Many people who want to learn how to meditate, are usually looking to relieve their stress, reduce anxiety, and improve their mental health. A regular mindfulness practice can help with this. So let’s go step by step, on how to meditate for the first time.
- First, find a quiet spot or area where you can remain undisturbed for 10 minutes. With time, you’ll learn and be able to meditate virtually anywhere. I think for beginners however, it’s best to find somewhere where you can focus on your practice and not become distracted.
- We recommend setting a timer if you’re not going to use a guided meditation like we suggested earlier. You can use a simple timer or alarm on your phone. Set it for 10 minutes.
- Find a comfortable chair or place a cushion or mat on the floor. We’re going to learn to meditate seated. Ensure you’re seated with your back straight and upright, but relax your posture. Don’t force it. Next, rest your hands in your lap. You can clasp them if you want, or simply rest one hand over the other. Like we mentioned earlier, you don’t need to do the cliched index finger touching the thumb.
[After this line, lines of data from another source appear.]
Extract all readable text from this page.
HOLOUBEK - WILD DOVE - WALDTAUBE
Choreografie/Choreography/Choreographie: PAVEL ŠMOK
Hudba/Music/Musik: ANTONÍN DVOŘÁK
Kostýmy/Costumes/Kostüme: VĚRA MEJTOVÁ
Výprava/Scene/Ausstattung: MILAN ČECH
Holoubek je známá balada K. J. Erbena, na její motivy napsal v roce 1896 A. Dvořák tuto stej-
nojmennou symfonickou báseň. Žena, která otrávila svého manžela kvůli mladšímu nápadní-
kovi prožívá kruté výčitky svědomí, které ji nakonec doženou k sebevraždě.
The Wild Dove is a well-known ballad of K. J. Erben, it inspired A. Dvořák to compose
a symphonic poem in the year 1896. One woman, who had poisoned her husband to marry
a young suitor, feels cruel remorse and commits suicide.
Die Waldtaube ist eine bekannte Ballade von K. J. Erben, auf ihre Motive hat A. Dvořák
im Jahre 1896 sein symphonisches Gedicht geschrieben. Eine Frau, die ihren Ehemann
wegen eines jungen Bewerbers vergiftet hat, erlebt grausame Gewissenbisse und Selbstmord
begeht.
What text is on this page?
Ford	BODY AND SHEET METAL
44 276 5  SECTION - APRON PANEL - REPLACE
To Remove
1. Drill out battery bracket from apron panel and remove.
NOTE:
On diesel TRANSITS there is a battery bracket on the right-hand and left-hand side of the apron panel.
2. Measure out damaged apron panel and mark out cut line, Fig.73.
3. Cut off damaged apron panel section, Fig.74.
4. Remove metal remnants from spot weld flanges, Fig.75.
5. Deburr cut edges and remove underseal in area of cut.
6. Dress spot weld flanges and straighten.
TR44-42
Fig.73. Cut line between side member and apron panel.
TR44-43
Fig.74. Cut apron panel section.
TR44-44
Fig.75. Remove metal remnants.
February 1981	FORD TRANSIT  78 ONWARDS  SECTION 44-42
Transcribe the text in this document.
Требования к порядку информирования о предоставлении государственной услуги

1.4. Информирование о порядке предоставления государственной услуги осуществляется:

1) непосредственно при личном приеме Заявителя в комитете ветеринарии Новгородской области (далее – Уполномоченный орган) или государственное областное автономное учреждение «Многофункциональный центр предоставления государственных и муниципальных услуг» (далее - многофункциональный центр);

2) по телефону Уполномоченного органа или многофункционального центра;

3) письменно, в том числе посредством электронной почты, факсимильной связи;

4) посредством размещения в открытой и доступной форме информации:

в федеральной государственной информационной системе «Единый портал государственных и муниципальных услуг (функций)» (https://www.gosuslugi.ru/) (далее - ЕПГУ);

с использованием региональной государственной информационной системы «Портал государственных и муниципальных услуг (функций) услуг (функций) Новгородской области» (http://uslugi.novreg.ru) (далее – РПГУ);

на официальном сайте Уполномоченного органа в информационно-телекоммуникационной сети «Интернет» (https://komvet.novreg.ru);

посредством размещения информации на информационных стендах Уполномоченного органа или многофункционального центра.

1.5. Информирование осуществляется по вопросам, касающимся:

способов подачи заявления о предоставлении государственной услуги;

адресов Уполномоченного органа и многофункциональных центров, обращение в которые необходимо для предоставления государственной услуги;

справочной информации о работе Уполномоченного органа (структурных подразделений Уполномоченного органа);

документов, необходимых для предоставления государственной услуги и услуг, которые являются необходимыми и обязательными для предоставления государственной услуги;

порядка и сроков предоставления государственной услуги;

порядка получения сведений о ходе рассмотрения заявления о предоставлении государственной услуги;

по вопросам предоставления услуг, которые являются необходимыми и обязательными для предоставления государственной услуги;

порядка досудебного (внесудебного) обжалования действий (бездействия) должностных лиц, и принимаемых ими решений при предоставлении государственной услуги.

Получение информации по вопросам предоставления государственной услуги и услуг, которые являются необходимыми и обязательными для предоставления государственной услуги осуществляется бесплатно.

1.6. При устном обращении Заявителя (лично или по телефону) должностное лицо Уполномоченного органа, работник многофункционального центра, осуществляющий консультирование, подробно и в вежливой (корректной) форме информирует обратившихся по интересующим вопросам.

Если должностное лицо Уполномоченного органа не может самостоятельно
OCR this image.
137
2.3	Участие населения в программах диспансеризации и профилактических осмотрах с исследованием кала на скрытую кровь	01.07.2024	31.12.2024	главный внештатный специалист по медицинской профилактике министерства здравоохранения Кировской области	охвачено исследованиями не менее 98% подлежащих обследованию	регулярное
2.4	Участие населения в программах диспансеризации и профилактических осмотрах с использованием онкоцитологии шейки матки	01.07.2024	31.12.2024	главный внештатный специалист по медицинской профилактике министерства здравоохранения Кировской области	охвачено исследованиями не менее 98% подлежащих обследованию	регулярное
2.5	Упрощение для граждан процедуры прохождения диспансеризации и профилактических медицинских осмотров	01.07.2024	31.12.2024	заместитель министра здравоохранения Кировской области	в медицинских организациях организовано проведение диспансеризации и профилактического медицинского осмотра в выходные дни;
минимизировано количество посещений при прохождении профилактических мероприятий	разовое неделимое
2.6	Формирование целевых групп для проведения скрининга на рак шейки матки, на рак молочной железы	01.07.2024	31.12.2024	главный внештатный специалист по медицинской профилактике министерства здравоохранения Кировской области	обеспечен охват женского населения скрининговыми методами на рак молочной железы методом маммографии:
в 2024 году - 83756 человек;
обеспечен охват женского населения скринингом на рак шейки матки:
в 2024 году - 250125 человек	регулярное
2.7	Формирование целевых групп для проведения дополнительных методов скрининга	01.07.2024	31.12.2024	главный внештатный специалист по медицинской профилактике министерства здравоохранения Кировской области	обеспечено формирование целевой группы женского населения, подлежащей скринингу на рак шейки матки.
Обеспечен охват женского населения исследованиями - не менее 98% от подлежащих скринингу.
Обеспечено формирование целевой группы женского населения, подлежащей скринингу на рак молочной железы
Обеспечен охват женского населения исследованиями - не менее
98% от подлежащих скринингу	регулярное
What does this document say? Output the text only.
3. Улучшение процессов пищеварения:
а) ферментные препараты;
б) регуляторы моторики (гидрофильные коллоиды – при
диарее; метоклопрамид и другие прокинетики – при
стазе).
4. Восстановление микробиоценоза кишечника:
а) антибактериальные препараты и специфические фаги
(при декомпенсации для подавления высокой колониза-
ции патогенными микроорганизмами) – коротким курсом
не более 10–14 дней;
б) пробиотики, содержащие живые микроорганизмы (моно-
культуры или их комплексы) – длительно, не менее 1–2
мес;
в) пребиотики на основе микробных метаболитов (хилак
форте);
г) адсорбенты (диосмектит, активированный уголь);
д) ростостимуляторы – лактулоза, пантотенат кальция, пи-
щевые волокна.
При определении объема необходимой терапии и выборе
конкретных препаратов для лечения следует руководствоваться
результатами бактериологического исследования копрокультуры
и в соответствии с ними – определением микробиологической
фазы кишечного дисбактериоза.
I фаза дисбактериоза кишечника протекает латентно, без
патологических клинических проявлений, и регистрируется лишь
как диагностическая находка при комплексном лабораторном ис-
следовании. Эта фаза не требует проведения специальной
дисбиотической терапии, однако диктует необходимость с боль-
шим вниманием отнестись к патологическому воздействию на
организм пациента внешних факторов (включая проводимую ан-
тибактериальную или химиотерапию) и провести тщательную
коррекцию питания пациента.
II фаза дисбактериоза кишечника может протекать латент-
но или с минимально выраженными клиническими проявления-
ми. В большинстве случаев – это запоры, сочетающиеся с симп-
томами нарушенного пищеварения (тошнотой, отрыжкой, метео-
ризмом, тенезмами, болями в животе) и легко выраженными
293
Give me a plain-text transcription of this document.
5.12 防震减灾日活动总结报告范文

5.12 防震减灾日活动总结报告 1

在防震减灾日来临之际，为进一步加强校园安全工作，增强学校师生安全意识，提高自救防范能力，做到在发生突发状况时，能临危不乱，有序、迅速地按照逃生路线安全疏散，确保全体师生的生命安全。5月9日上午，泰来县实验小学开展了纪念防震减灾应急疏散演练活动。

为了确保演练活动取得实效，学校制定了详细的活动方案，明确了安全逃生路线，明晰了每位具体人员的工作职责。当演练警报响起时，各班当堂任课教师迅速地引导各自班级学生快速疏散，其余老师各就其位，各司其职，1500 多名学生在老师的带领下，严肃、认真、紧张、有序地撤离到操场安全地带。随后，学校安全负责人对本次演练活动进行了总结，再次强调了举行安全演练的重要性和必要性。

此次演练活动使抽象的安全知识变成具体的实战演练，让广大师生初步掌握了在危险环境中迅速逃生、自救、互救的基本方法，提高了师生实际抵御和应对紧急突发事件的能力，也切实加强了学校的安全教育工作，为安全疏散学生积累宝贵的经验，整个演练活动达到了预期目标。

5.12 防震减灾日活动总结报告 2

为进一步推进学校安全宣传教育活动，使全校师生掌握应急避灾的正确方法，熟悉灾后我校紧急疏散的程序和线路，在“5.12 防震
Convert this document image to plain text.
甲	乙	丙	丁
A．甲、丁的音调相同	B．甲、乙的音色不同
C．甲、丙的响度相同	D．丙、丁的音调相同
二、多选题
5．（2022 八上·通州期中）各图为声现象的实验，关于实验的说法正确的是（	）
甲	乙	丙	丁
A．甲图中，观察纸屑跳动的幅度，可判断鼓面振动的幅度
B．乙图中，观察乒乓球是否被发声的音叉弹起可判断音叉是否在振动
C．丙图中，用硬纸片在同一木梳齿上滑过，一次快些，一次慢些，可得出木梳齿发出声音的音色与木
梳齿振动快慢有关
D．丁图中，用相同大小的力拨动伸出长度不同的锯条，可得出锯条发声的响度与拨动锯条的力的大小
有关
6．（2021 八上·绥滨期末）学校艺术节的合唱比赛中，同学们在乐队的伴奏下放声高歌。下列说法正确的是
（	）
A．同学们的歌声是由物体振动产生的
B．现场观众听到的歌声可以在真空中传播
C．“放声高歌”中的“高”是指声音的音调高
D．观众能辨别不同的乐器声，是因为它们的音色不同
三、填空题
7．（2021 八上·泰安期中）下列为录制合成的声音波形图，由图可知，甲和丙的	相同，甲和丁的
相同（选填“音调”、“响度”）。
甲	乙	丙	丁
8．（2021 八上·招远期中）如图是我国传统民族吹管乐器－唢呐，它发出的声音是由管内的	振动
- Maintain a soft focus and gaze with your eyes open.
- With your eyes open, take a few deep breaths. In through your nose, and out through your mouth.
- After 5 or 6 deep breaths, close your eyes.
- Bring your attention to the physical points of contact. Notice your legs resting on the chair or on the floor. Notice your arms and hands resting in your lap. Notice your back against the chair.
- Notice the sounds and space around you. Notice the coolness or warmth of the room. Notice any tingling sensations. Focus your attention on the physical for the next few minutes.
- As you do this, your mind may wander. You might find yourself lost in thought, completely forgetting that you were trying to meditate in the first place. This is completely normal. When you catch your mind wandering, gently return your focus to the practice. This is again why we strongly suggest guided meditations for new comers, since it provides a reminder when the mind wanders.
- Now begin to center your attention on your breathing. Notice the rising and falling sensation is breath produces. Watch each breath in and each breath out as it passes.
- To make it a little easier to maintain your focus on the breath, count the breaths as they pass. Count each breath in, and breath out, until you reach a count of 10. Once you reach a count of 10, start the count again from 1. If you lose focus or your mind wanders, bring the attention back to the breath and start from 1 again. Try doing this for 5 minutes.
- Again, your mind will wander and that’s fine. Whenever you catch yourself lost in thought, gently note your thought as “thinking” and return your attention to the practice. What you’re likely beginning to notice is just how busy our minds are, and how thoughts are constantly surfaced from our subconscious. Our instinct is usually to follow the thought, which leads us to become our thoughts. This can cause us to have anxiety, stress, remorse, grief, and other uncomfortable feelings even though all that’s causing us to feel this way is our thinking. A regular mindfulness meditation practice allows us to practice watching our thoughts and letting them go.
- Gently return your attention back to the body. Again, notice the physical points of contact. Your arms in your lap, your legs or feet on the floor or against the chair.
- Release your focus. Allow your mind to do whatever it wants.
- Gently open your eyes and notice how you feel.
- You’ve just completed your first meditation session!
To get the most out of meditating, make sure you try to keep a regular practice. Start with 5 minutes a day and slowly build up to 10 minutes, 15 minutes, and 20 minutes a day. Some days you’ll be more restless. Others you will be more distracted. The great thing about mindfulness meditation is that this is part of the practice. Observe how you feel before you start a session. Observe the feelings that come up. Become aware of the patterns and thoughts that happen when you meditate.